Da Nord a Sud è rivolta nelle carceri. Ora amnistia per tutti/e subito!

||||

Rivolta nelle carceri italiane. Da Milano a Palermo, da Modena a Bari, da Vercelli a Frosinone, da Pavia a Foggia si sale sui tetti, urlando “Libertà”, chiedendo uguali tutele in tempi di Covid-19. Mentre viaggiano a reti unificate messaggi relativi alla necessità di contenere l’epidemia di coronavirus, attraverso atti di responsabilità e in particolare di auto-isolamento, emerge con forza la realtà di un mondo dove vigono altre regole.

Un mondo dove il diritto alla salute evidentemente non vale allo stesso modo. Per l’ennesima volta il carcere è specchio della distribuzione ineguale di diritti e di attenzione da parte di uno Stato che anche in tempi di controversa solidarietà nazionale deve scaricare su qualcuno la sua essenza di violenza. Non si tratta qui solo della questione legittima di trovare un modo di permettere ai carcerati di continuare i colloqui con i loro cari, tema al centro delle proteste. Colloqui che vengono loro negati in modo molto più severo di quanto avvenga in queste ore a tutto il resto della popolazione, la quale avrà meno diritto alla mobilità ma senza dubbio in maniera infinitamente minore a quella di chi vive in qualunque istituto di pena.

Qui però la questione va oltre. C’è in ballo c’è la risoluzione di un tema atavico e infame come quello del sovraffollamento, su cui il Covid-19 è solo l’ultima delle disgrazie ad impattare. Un tema che può essere affrontato solo a partire da una sospensione della pena in primis e da un’amnistia sociale generalizzata subito dopo, a partire oggi anche dalla necessità contingente di garantire ai carcerati lo stesso diritto alla salute in teoria concesso a tutti gli altri. La gravità della situazione delle carceri non è una novità e non sfugge certo al ministro Bonafede, quello delle pagliacciate in aeroporto in attesa di Battisti, il quale però non spende neanche una parola per i sei morti di Modena. Questione di priorità, come quelle espresse dalla leader dei funzionari della PP Daniela Caputo, che invoca manganelli, punizioni e l’interdizione all’accesso alle galere anche a chi da anni porta avanti battaglie contro le condizioni terribili in cui vive la popolazione carceraria.

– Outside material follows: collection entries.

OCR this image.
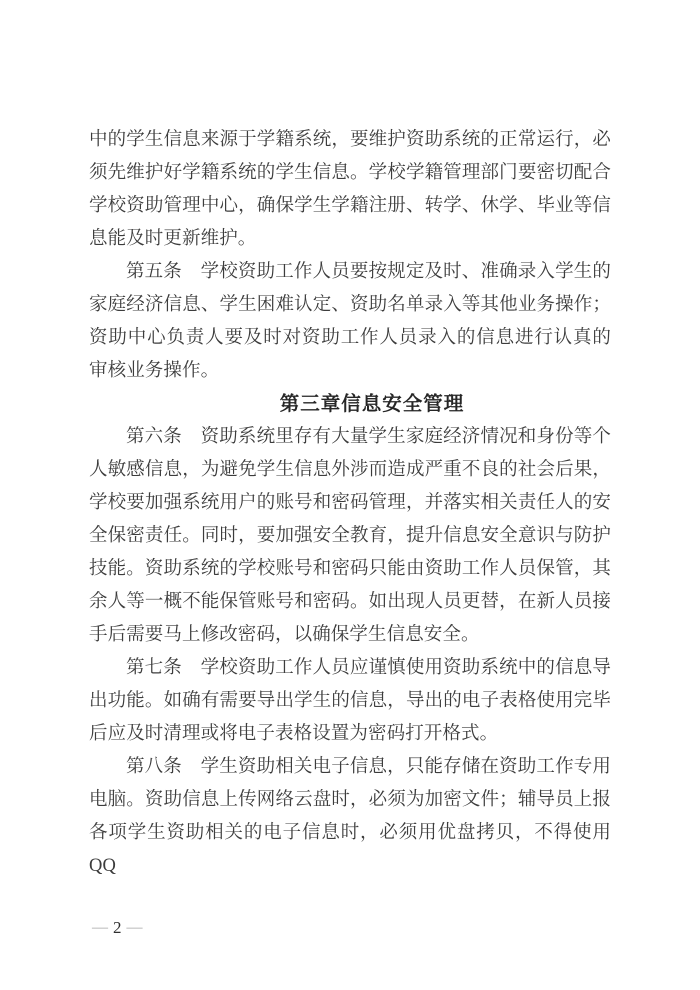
中的学生信息来源于学籍系统，要维护资助系统的正常运行，必
须先维护好学籍系统的学生信息。学校学籍管理部门要密切配合
学校资助管理中心，确保学生学籍注册、转学、休学、毕业等信
息能及时更新维护。
第五条　学校资助工作人员要按规定及时、准确录入学生的
家庭经济信息、学生困难认定、资助名单录入等其他业务操作；
资助中心负责人要及时对资助工作人员录入的信息进行认真的
审核业务操作。
第三章信息安全管理
第六条　资助系统里存有大量学生家庭经济情况和身份等个
人敏感信息，为避免学生信息外涉而造成严重不良的社会后果，
学校要加强系统用户的账号和密码管理，并落实相关责任人的安
全保密责任。同时，要加强安全教育，提升信息安全意识与防护
技能。资助系统的学校账号和密码只能由资助工作人员保管，其
余人等一概不能保管账号和密码。如出现人员更替，在新人员接
手后需要马上修改密码，以确保学生信息安全。
第七条　学校资助工作人员应谨慎使用资助系统中的信息导
出功能。如确有需要导出学生的信息，导出的电子表格使用完毕
后应及时清理或将电子表格设置为密码打开格式。
第八条　学生资助相关电子信息，只能存储在资助工作专用
电脑。资助信息上传网络云盘时，必须为加密文件；辅导员上报
各项学生资助相关的电子信息时，必须用优盘拷贝，不得使用QQ
— 2 —
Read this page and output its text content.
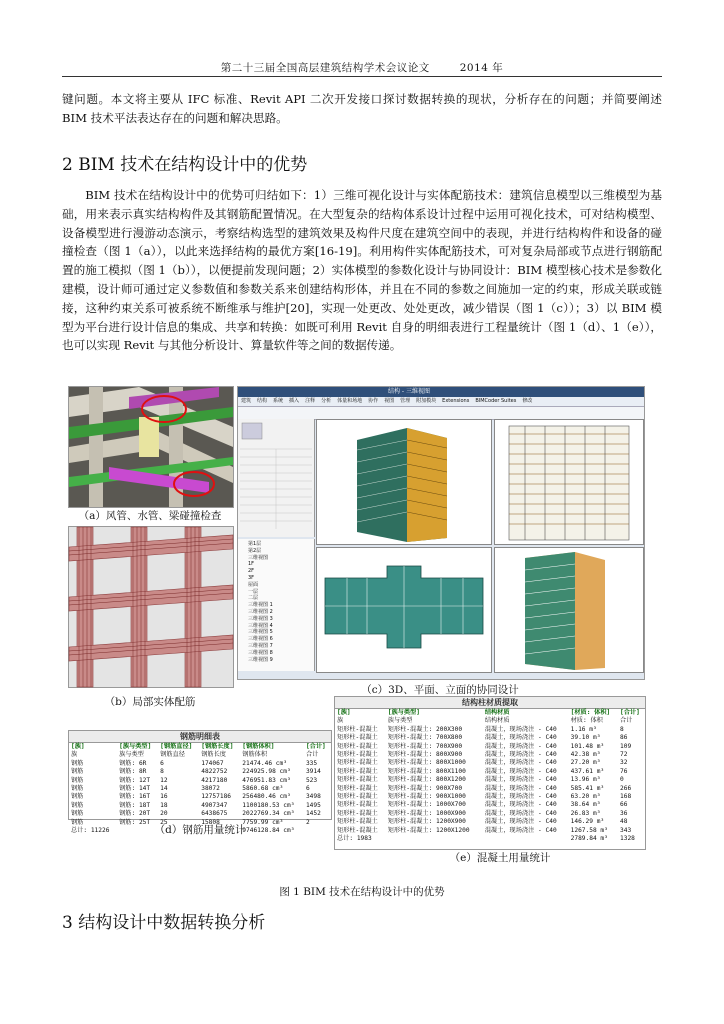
第二十三届全国高层建筑结构学术会议论文	2014 年
键问题。本文将主要从 IFC 标准、Revit API 二次开发接口探讨数据转换的现状，分析存在的问题；并简要阐述 BIM 技术平法表达存在的问题和解决思路。
2 BIM 技术在结构设计中的优势
BIM 技术在结构设计中的优势可归结如下：1）三维可视化设计与实体配筋技术：建筑信息模型以三维模型为基础，用来表示真实结构构件及其钢筋配置情况。在大型复杂的结构体系设计过程中运用可视化技术，可对结构模型、设备模型进行漫游动态演示，考察结构选型的建筑效果及构件尺度在建筑空间中的表现，并进行结构构件和设备的碰撞检查（图 1（a）），以此来选择结构的最优方案[16-19]。利用构件实体配筋技术，可对复杂局部或节点进行钢筋配置的施工模拟（图 1（b）），以便提前发现问题；2）实体模型的参数化设计与协同设计：BIM 模型核心技术是参数化建模，设计师可通过定义参数值和参数关系来创建结构形体，并且在不同的参数之间施加一定的约束，形成关联或链接，这种约束关系可被系统不断维承与维护[20]，实现一处更改、处处更改，减少错误（图 1（c））；3）以 BIM 模型为平台进行设计信息的集成、共享和转换：如既可利用 Revit 自身的明细表进行工程量统计（图 1（d）、1（e）），也可以实现 Revit 与其他分析设计、算量软件等之间的数据传递。
（a）风管、水管、梁碰撞检查
（b）局部实体配筋
结构 - 三维视图
建筑 结构 系统 插入 注释 分析 体量和场地 协作 视图 管理 附加模块 Extensions BIMCoder Suites 修改
第1层
第2层
三维视图
1F
2F
3F
屋面
一层
二层
三维视图 1
三维视图 2
三维视图 3
三维视图 4
三维视图 5
三维视图 6
三维视图 7
三维视图 8
三维视图 9
（c）3D、平面、立面的协同设计
钢筋明细表
[族]	[族与类型]	[钢筋直径]	[钢筋长度]	[钢筋体积]	[合计]
族	族与类型	钢筋直径	钢筋长度	钢筋体积	合计
钢筋	钢筋: 6R	6	174067	21474.46 cm³	335
钢筋	钢筋: 8R	8	4822752	224925.98 cm³	3914
钢筋	钢筋: 12T	12	4217180	476951.83 cm³	523
钢筋	钢筋: 14T	14	38072	5860.68 cm³	6
钢筋	钢筋: 16T	16	12757186	256480.46 cm³	3498
钢筋	钢筋: 18T	18	4907347	1100180.53 cm³	1495
钢筋	钢筋: 20T	20	6438675	2022769.34 cm³	1452
钢筋	钢筋: 25T	25	15808	7759.99 cm³	2
总计: 11226				9746128.84 cm³	
（d）钢筋用量统计
结构柱材质提取
[族]	[族与类型]	结构材质	[材质: 体积]	[合计]
族	族与类型	结构材质	材质: 体积	合计
矩形柱-混凝土	矩形柱-混凝土: 200X300	混凝土，现场浇注 - C40	1.16 m³	8
矩形柱-混凝土	矩形柱-混凝土: 700X800	混凝土，现场浇注 - C40	39.10 m³	86
矩形柱-混凝土	矩形柱-混凝土: 700X900	混凝土，现场浇注 - C40	101.48 m³	109
矩形柱-混凝土	矩形柱-混凝土: 800X900	混凝土，现场浇注 - C40	42.38 m³	72
矩形柱-混凝土	矩形柱-混凝土: 800X1000	混凝土，现场浇注 - C40	27.20 m³	32
矩形柱-混凝土	矩形柱-混凝土: 800X1100	混凝土，现场浇注 - C40	437.61 m³	76
矩形柱-混凝土	矩形柱-混凝土: 800X1200	混凝土，现场浇注 - C40	13.96 m³	0
矩形柱-混凝土	矩形柱-混凝土: 900X700	混凝土，现场浇注 - C40	585.41 m³	266
矩形柱-混凝土	矩形柱-混凝土: 900X1000	混凝土，现场浇注 - C40	63.20 m³	168
矩形柱-混凝土	矩形柱-混凝土: 1000X700	混凝土，现场浇注 - C40	38.64 m³	66
矩形柱-混凝土	矩形柱-混凝土: 1000X900	混凝土，现场浇注 - C40	26.83 m³	36
矩形柱-混凝土	矩形柱-混凝土: 1200X900	混凝土，现场浇注 - C40	146.29 m³	48
矩形柱-混凝土	矩形柱-混凝土: 1200X1200	混凝土，现场浇注 - C40	1267.58 m³	343
总计: 1983			2789.84 m³	1328
（e）混凝土用量统计
图 1 BIM 技术在结构设计中的优势
3 结构设计中数据转换分析
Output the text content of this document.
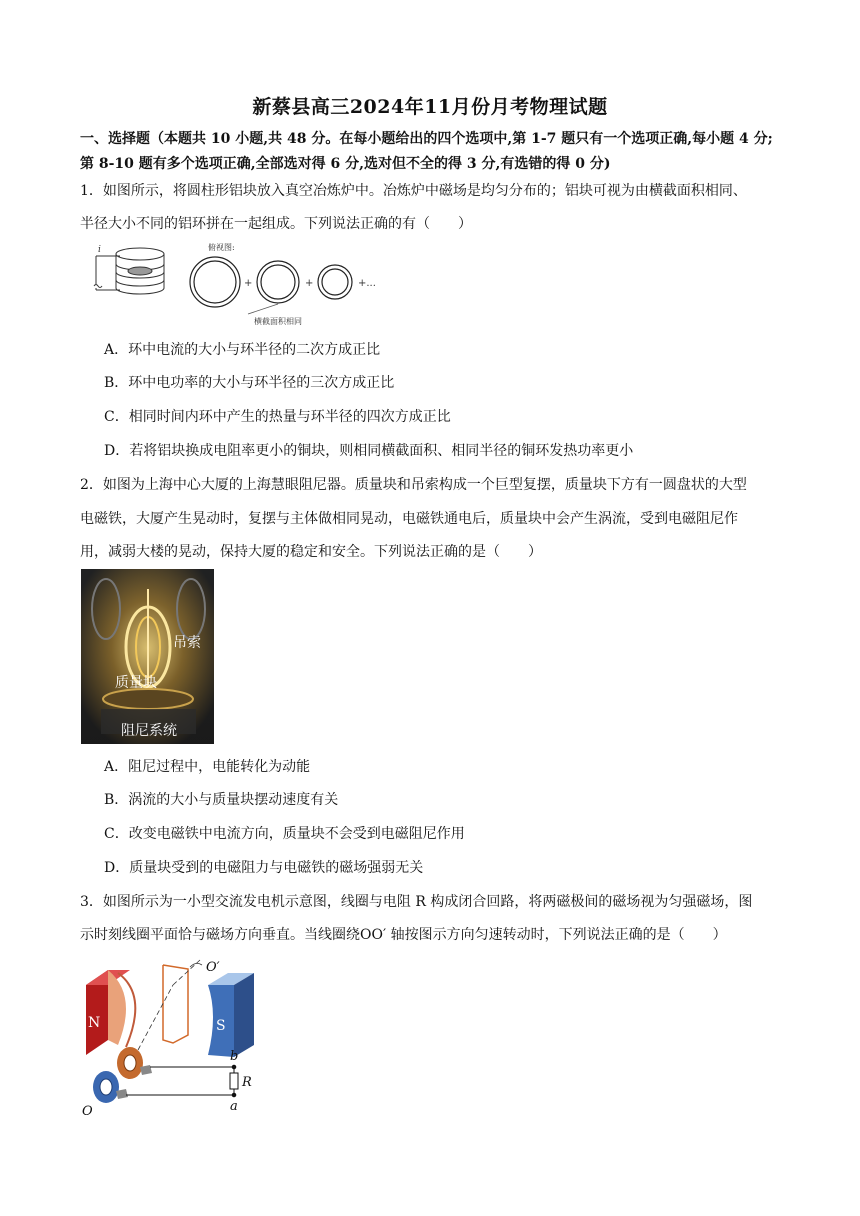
新蔡县高三2024年11月份月考物理试题
一、选择题（本题共 10 小题,共 48 分。在每小题给出的四个选项中,第 1-7 题只有一个选项正确,每小题 4 分;
第 8-10 题有多个选项正确,全部选对得 6 分,选对但不全的得 3 分,有选错的得 0 分)
1．如图所示，将圆柱形铝块放入真空冶炼炉中。冶炼炉中磁场是均匀分布的；铝块可视为由横截面积相同、
半径大小不同的铝环拼在一起组成。下列说法正确的有（　　）
i	俯视图:
+	+	+...
横截面积相同
A．环中电流的大小与环半径的二次方成正比
B．环中电功率的大小与环半径的三次方成正比
C．相同时间内环中产生的热量与环半径的四次方成正比
D．若将铝块换成电阻率更小的铜块，则相同横截面积、相同半径的铜环发热功率更小
2．如图为上海中心大厦的上海慧眼阻尼器。质量块和吊索构成一个巨型复摆，质量块下方有一圆盘状的大型
电磁铁，大厦产生晃动时，复摆与主体做相同晃动，电磁铁通电后，质量块中会产生涡流，受到电磁阻尼作
用，减弱大楼的晃动，保持大厦的稳定和安全。下列说法正确的是（　　）
吊索
质量块
阻尼系统
A．阻尼过程中，电能转化为动能
B．涡流的大小与质量块摆动速度有关
C．改变电磁铁中电流方向，质量块不会受到电磁阻尼作用
D．质量块受到的电磁阻力与电磁铁的磁场强弱无关
3．如图所示为一小型交流发电机示意图，线圈与电阻 R 构成闭合回路，将两磁极间的磁场视为匀强磁场，图
示时刻线圈平面恰与磁场方向垂直。当线圈绕OO′ 轴按图示方向匀速转动时，下列说法正确的是（　　）
N	S
O′
b
R
a
O
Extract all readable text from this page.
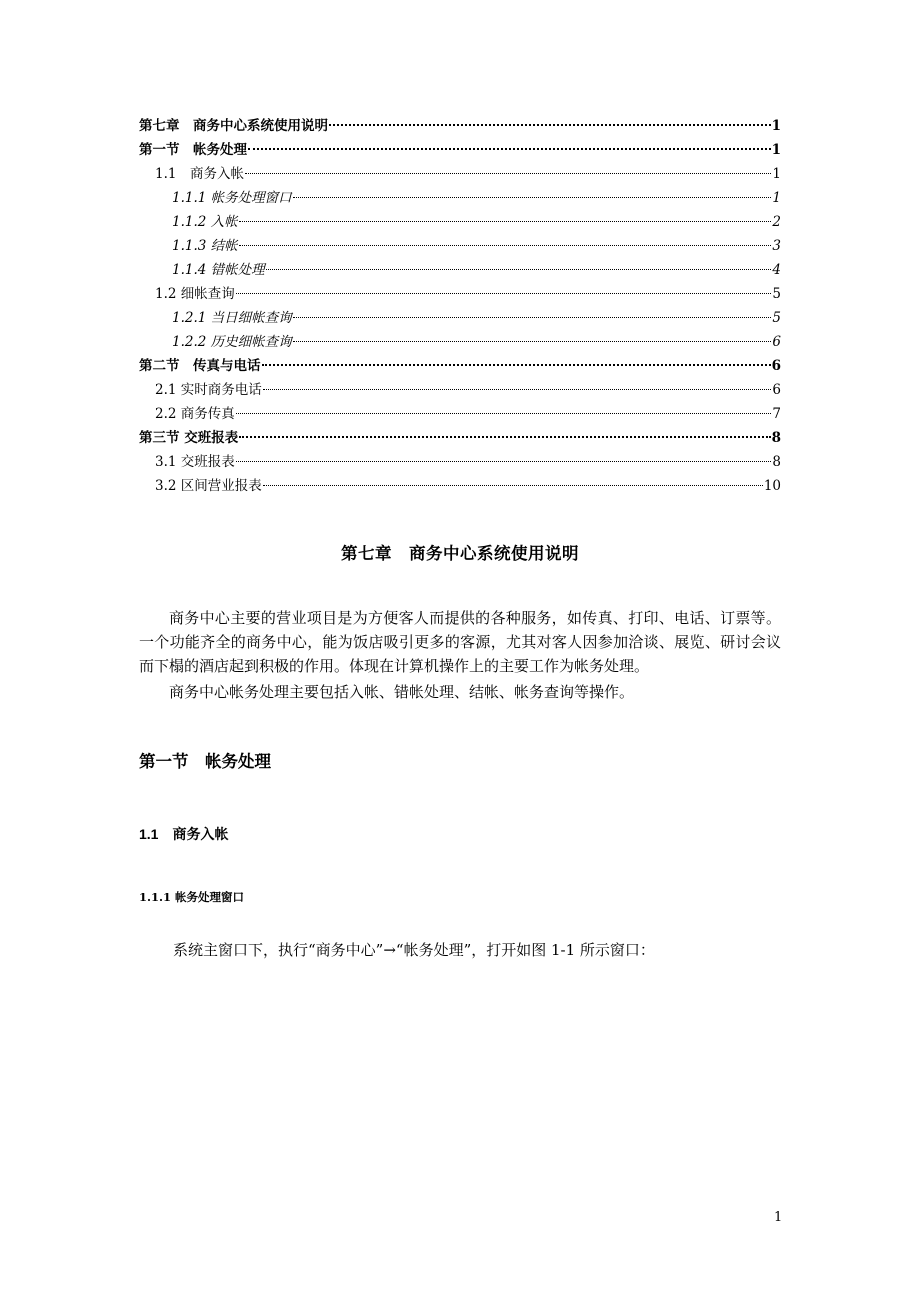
第七章　商务中心系统使用说明	1
第一节　帐务处理	1
1.1　商务入帐	1
1.1.1 帐务处理窗口	1
1.1.2 入帐	2
1.1.3 结帐	3
1.1.4 错帐处理	4
1.2 细帐查询	5
1.2.1 当日细帐查询	5
1.2.2 历史细帐查询	6
第二节　传真与电话	6
2.1 实时商务电话	6
2.2 商务传真	7
第三节 交班报表	8
3.1 交班报表	8
3.2 区间营业报表	10
第七章　商务中心系统使用说明
商务中心主要的营业项目是为方便客人而提供的各种服务，如传真、打印、电话、订票等。一个功能齐全的商务中心，能为饭店吸引更多的客源，尤其对客人因参加洽谈、展览、研讨会议而下榻的酒店起到积极的作用。体现在计算机操作上的主要工作为帐务处理。
商务中心帐务处理主要包括入帐、错帐处理、结帐、帐务查询等操作。
第一节　帐务处理
1.1　商务入帐
1.1.1 帐务处理窗口
系统主窗口下，执行“商务中心”→“帐务处理”，打开如图 1-1 所示窗口：
1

Detto questo, la vita degradante nelle carceri italiane è un dato di fatto più forte di qualunque infame polemica sulle modalità di una rivolta che mai come in questo caso è l’unico mezzo per chi non ha voce, per chi non ha spazi di democratica tribuna dove esprimere le sue sofferenze. Di seguito pubblichiamo il racconto della rivolta di ieri a Modena, tratto da Senza Quartiere Una rivolta che ha fatto già sei morti, nelle parole della direzione del carcere dovuti a morte per arresto cardiaco prima, per overdose dopo…permettetoci, quantomeno, di essere molto, molto, molto scettici.

Una tragedia annunciata. Rivolta nel carcere di Modena per il coronavirus. Si teme una strage.

Sono passate da poco le 14 quando dal carcere di Sant’Anna di Modena fuoriesce una grande nube nera.

In pochi minuti familiari dei detenuti e solidali si ritrovano davanti la struttura carceraria per capire cosa stia succedendo. È in corso una rivolta, una dura rivolta da parte della popolazione carceraria. Le motivazioni alla base di questa sommossa appaiono sin da subito chiare : il divieto dei colloqui con i familiari in seguito al nuovo decreto sul Covid-19. Si tratta in realtà della famosa goccia che ha fatto traboccare il vaso. Sono gli stessi familiari presenti nello piazzale di fronte al carcere a raccontare le condizioni dei propri cari rinchiusi all’interno del penitenziario di Modena.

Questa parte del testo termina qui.